Annualization: Investment Money changed a lot of things, but the big elephant in the room is annualization. Under annualization, every game IP needs to produce 1 game per year. Thus, one COD per year, one Madden per year etc. Why? Because of investment money. Because investors in, say, a small RPG company are largely there as lovers of RPGs. Investors in a large computer game conglomerate, on the other hand, on there for profit. So, even if the suits in the company like particular genres, they still have to keep the investors happy. And here's where the elephant in the room comes in. Large and complex games, like RPGs, or games that demand a high level of detail per screen, like adventure games, these kinds of games demand long development times. 2.5 years for RPGs. So, the publisher has to go to the investors not once, but two or three times, and explain why this one division is showing a 5 million dollar yearly loss of their money. You're hurting their investment portfolio. They demand to know why you're messing with their money, throwing money down this large hole. Now, a game like COD is easy to reassure investors with, because the rate of return is so high and the profit margin as close to guaranteed as it could get. RPGs lack such protection, because:
Lack of Market Potential: As wonderful for RPGs and other ignored segments as Kickstarter is, it doesn't actually show anything publishers didn't already know. They're not stupid. They know very well how many traditional RPG buyers are out there - budget tier game development numbers. Keep in mind, anything under 5 million is a budget title. The kind of knock-off game located in a separate bin that nobody wants to associate with. Kickstarter produces a lot of money in the public's mind, but it's chicken feed in terms of actual game development budgets. The picture that most people get in their heads of the kind of RPG they want, that picture is a mid-size development game, or 10-20 million. So, to make a budget title, you picture your ideal game, and you start ripping pieces out until you cut down enough to be 2.5 millions dollars. The issue here is, the market for traditional RPGs stalled out. The number of sales for Diablo clones grew steadily, the number of sales for Bro-shooters grew astronomically, while the numbers for RPGs inched up slowly. That, while people demanded ever more complex graphics from every genre. In such an environment, high-risk, low-reward genres like RPGs get sidelined for something with a forseeable growth future. Because remember, this is investment money that is looking for a good return on their investment. A low-growth market that has increasing costs is kind of loser investment.
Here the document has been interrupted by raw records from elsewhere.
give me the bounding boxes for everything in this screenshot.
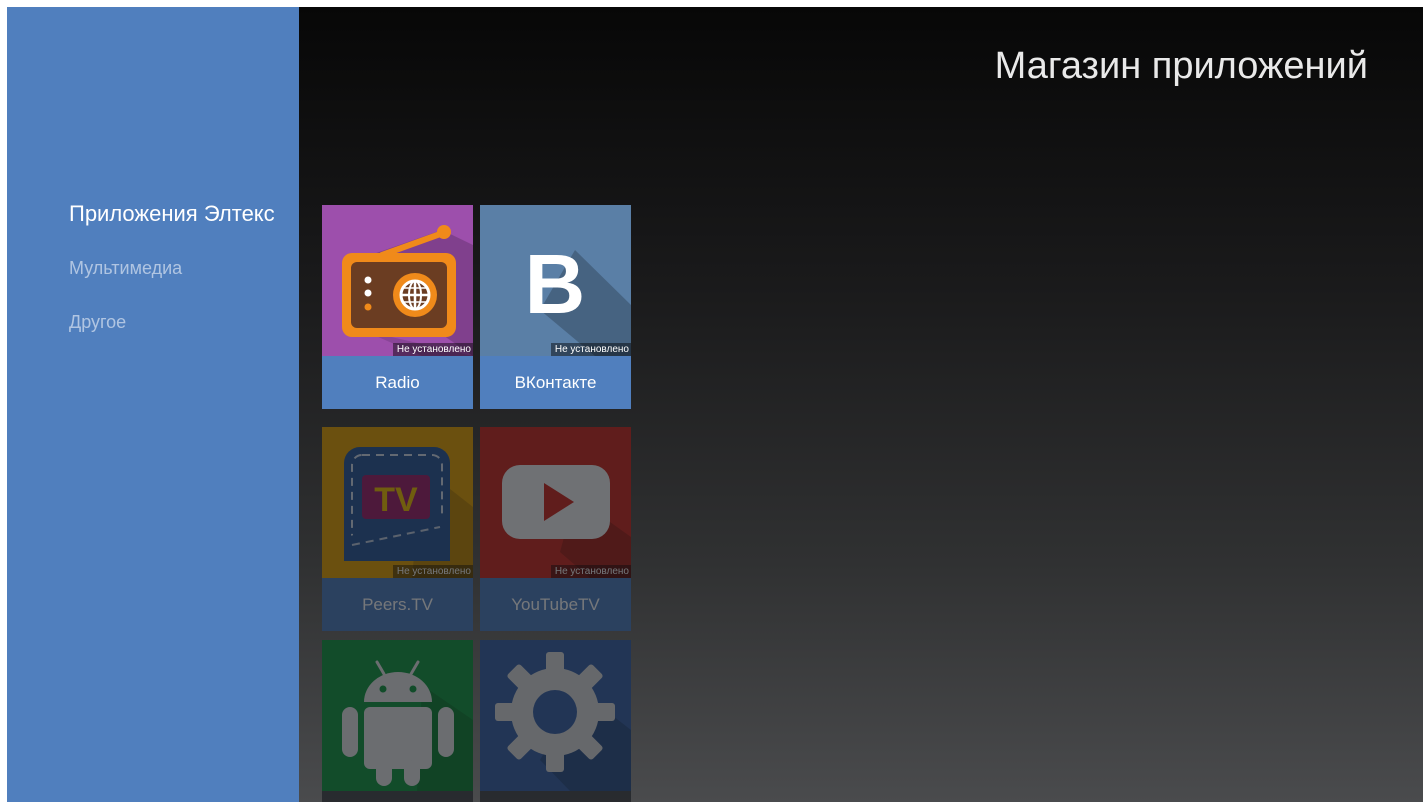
peers-tv-icon: TV [344,447,473,578]
svg-text:TV: TV [374,481,418,519]
app-tile-settings[interactable] [480,640,631,802]
sidebar-item-other[interactable]: Другое [69,312,126,333]
app-tile-radio[interactable]: Не установлено Radio [322,205,473,409]
app-tile-art: Не установлено [480,427,631,578]
app-tile-label: Peers.TV [322,578,473,631]
install-status-badge: Не установлено [550,343,631,356]
app-tile-art: TV Не установлено [322,427,473,578]
app-tile-vkontakte[interactable]: B Не установлено ВКонтакте [480,205,631,409]
install-status-badge: Не установлено [392,343,473,356]
android-icon [342,660,473,791]
category-sidebar: Приложения Элтекс Мультимедиа Другое [7,7,299,802]
install-status-badge: Не установлено [550,565,631,578]
page-title: Магазин приложений [994,45,1368,87]
app-tile-art: B Не установлено [480,205,631,356]
svg-text:B: B [525,237,586,331]
install-status-badge: Не установлено [392,565,473,578]
settings-gear-icon [495,652,631,791]
sidebar-item-eltex-apps[interactable]: Приложения Элтекс [69,201,275,227]
app-tile-youtubetv[interactable]: Не установлено YouTubeTV [480,427,631,631]
app-tile-peers-tv[interactable]: TV Не установлено Peers.TV [322,427,473,631]
app-tile-label: Radio [322,356,473,409]
app-tile-art [480,640,631,791]
vk-icon: B [525,237,631,356]
app-store-screen: Приложения Элтекс Мультимедиа Другое Маг… [7,7,1423,802]
sidebar-item-multimedia[interactable]: Мультимедиа [69,258,182,279]
app-tile-art [322,640,473,791]
youtube-icon [502,465,631,578]
app-tile-art: Не установлено [322,205,473,356]
app-tile-label: YouTubeTV [480,578,631,631]
radio-icon [342,225,473,356]
app-tile-android[interactable] [322,640,473,802]
app-tile-label: ВКонтакте [480,356,631,409]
Consoles: The console shift happened when it did not just because of Xbox. It began with the Playstation. The Playstation made it "okay" for 20-somethings to use consoles. Not only was that a huge market who had lots of disposable income from groups of people who grew up with consoles, the Playstation shifted the demographics. Huge numbers of people bought Playstations, causing a massive install base of people who are there for only one thing - unlike PCs - to play Playstation games.It's a fixed market with assured numbers, which investment money loves. They know exactly how many Playstation games they could potentially sell, since the final number is equal to exactly one for every Playstation sold, and that number is big. Once the road was paved by Playstation, Xbox is the logical end. Xbox is just a Western company using Western methods and production to reach the people Sony was doing with Playstation. Thus, Xbox is the most visible symptom of a much larger disease, and it happened when it did because that's when the Nintentdo generation grew up mixed with cheaper products and graphics becoming advanced enough to attract a broader audience.
3d: 3d graphics were once heralded as the cheap way to do things. It was going to save everyone money. But costs quickly spiraled way out of control as people demanded higher and higher quality, thus quickly stripping 3d of its advantages. Many quality companies didn't survive the technical demands of shifting to 3d, and the quick spiral of costs put more marginal game companies out of business, forcing them to sell to large conglomerates. Conglomerates which use investment money.